Anna HahnAileen Schneider


Szenenfoto aus „Carmen“. Foto: Jan Pieter Fuhr/Staatstheater Augsburg

Für ihre beeindruckende Inszenierung von Aribert Reimanns „Melusine“ an der Oper Frankfurt wird Aileen Schneider am 10. November der renommierten Götz-Friedrich-Preis verliehen. Kurz zuvor feierte am Staatstheater Augsburg ihre Neuinszenierung von „Carmen“ Premiere. Hier lässt sie die Titelheldin Freiheit und Entfaltung in einem repressiven Patriarchalsystem suchen, das sie in einer den äußeren Schein wahrenden Vorstadtidylle verortet. Die Kulturwissenschaftlerin Anna Hahn sprach mit der Regisseurin über die leitenden Motive der gegenwartsbezogenen Inszenierung, mit der Aileen Schneider zeitlos valide Aspekte deutlich machen will.


Anna Hahn: Viele Inszenierungskonzepte haben sich in den vergangenen Jahren bewusst dagegen entschieden, den Femizid an Carmen zu zeigen – mit dem Hinweis, Gewalt an Frauen nicht reproduzieren zu wollen. Schließlich erklingt in diesem Moment mitreißende Musik, und kurz darauf folgt Applaus. In manchen Produktionen verlässt Carmen lebendig die Bühne, in anderen wird sie von Micaëla gerettet. Warum war es Ihnen in Ihrer Inszenierung wichtig, dass das Publikum diesen Moment sieht, hört und erlebt?

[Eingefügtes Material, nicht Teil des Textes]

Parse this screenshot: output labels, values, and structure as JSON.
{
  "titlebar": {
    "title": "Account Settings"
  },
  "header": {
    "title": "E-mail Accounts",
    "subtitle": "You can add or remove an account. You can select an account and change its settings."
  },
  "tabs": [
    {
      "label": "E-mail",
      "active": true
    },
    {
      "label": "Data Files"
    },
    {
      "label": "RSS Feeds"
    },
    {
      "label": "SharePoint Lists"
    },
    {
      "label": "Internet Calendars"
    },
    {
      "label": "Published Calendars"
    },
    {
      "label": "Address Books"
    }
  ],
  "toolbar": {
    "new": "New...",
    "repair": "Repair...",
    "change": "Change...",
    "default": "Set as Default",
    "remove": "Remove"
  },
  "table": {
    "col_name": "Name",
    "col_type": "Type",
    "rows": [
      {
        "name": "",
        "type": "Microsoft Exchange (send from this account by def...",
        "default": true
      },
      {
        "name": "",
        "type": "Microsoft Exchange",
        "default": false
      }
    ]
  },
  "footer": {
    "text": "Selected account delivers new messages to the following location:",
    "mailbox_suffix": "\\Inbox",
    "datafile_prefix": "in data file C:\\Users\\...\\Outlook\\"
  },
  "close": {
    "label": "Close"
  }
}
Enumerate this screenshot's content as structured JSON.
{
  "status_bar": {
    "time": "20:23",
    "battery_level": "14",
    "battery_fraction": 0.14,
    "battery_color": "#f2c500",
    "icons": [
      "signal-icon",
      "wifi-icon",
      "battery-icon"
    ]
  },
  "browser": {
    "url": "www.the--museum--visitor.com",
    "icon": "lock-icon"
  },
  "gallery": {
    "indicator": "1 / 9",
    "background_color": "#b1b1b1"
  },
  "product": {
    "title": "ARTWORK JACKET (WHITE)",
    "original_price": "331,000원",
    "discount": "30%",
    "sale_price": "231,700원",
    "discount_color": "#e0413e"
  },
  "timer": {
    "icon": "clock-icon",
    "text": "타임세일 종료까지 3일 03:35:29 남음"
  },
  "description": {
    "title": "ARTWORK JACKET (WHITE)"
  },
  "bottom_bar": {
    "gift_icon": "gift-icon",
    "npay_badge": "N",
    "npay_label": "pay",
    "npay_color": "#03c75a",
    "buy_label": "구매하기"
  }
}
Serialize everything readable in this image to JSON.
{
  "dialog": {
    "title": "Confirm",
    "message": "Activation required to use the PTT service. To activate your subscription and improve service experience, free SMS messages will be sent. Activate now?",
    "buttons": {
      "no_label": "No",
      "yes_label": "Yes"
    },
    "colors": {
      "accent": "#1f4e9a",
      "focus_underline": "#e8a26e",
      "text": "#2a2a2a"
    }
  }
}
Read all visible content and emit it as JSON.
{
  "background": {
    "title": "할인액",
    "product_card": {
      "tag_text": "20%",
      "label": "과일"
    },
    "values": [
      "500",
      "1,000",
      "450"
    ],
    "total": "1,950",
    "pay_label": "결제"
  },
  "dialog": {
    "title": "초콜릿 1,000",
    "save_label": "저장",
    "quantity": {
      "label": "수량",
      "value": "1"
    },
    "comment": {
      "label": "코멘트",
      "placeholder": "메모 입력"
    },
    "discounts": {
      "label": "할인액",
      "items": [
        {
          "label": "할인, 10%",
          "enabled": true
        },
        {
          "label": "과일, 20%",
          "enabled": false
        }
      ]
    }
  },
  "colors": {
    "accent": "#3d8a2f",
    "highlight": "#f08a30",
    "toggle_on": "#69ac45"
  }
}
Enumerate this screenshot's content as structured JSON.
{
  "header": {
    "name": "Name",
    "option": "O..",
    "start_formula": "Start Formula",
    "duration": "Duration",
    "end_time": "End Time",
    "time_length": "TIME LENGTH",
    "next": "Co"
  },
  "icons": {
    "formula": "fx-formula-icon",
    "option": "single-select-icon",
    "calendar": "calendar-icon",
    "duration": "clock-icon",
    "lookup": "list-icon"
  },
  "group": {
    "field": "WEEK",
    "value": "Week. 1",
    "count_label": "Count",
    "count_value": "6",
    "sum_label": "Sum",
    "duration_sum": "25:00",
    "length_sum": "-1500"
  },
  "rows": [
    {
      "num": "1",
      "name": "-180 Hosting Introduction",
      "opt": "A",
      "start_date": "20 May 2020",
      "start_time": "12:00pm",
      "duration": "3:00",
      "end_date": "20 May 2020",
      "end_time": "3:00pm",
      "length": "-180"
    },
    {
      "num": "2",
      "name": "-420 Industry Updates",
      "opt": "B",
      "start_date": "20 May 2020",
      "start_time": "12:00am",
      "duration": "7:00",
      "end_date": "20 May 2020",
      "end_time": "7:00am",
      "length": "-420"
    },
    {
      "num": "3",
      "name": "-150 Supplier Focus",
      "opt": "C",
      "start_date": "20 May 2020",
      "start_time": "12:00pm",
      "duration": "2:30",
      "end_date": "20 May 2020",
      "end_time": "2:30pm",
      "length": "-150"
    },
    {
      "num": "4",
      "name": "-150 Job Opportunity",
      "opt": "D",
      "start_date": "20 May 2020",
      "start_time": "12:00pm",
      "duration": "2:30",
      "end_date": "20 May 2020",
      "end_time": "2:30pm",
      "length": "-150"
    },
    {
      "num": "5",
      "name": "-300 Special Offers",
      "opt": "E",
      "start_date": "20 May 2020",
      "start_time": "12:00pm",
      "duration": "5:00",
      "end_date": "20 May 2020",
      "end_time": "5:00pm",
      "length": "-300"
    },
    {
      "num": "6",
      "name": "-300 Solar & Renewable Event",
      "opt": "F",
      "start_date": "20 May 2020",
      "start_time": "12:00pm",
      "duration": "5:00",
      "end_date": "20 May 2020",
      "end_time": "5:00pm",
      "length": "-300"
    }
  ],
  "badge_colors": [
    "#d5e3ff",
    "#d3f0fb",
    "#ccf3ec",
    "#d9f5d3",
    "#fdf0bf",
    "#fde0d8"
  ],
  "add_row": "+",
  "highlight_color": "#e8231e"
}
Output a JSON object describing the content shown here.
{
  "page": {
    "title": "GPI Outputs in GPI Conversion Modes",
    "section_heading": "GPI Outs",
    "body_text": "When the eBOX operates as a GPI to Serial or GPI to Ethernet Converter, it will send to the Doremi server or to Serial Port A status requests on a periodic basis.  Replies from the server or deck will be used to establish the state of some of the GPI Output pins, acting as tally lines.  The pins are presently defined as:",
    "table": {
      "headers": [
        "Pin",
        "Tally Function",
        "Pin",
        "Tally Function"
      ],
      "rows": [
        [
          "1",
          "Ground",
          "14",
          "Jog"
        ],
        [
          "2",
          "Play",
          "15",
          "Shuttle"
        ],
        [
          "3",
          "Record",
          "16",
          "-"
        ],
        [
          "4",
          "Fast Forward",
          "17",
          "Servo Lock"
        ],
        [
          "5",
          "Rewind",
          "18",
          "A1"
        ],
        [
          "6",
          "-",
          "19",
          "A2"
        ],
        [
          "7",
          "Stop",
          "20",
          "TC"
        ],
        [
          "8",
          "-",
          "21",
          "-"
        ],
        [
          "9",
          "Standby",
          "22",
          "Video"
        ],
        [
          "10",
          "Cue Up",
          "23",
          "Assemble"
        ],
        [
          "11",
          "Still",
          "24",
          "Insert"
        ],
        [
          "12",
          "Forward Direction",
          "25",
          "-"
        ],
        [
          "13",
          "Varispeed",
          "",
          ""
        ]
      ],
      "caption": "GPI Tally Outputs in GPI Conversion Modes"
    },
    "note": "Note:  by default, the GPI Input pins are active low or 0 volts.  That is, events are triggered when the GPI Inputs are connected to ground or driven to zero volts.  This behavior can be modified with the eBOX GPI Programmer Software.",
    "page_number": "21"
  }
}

Aileen Schneider: Im Theater ist es immer ein schmaler Grat zwischen der Reproduktion von (gewaltsamen) Situationen und der nötigen Drastik der Darstellung einer akuten Realität. Femizide sind ein realer Vorgang – fast täglich werden Frauen* ermordet, weil sie internalisierter Misogynie zum Opfer fallen. Auch Carmen, so rebellisch, willensstark und freiheitsliebend sie ist, kann nicht entkommen. Ihr wird kein besonderer Schutz zuteil. Es kann jeder passieren. Das nicht zu beschönigen oder zu verharmlosen ist wichtig. Ihr Mut, ihrem Ende fatalistisch entgegenzutreten, ist eine starke dramatische Kraft, die durch den ausbleibenden Mord entkräftet würde. 
Die Aufgabe für mich war hierbei vor allem, den Mörder nicht als tragischen Helden darzustellen, den die von der Frau entfachte Obsession unwillkürlich dazu trieb, sondern eben als eigenverantwortlichen Täter herauszuarbeiten. Der Fokus liegt am Ende auf der Getöteten. 


In vielen Opern des 19. Jahrhunderts sterben die weiblichen Hauptfiguren. Wie gehen Sie damit um, sodass Gewalt auf der Bühne nicht romantisiert oder verharmlost wird? Welche Gedanken leiten Sie dabei?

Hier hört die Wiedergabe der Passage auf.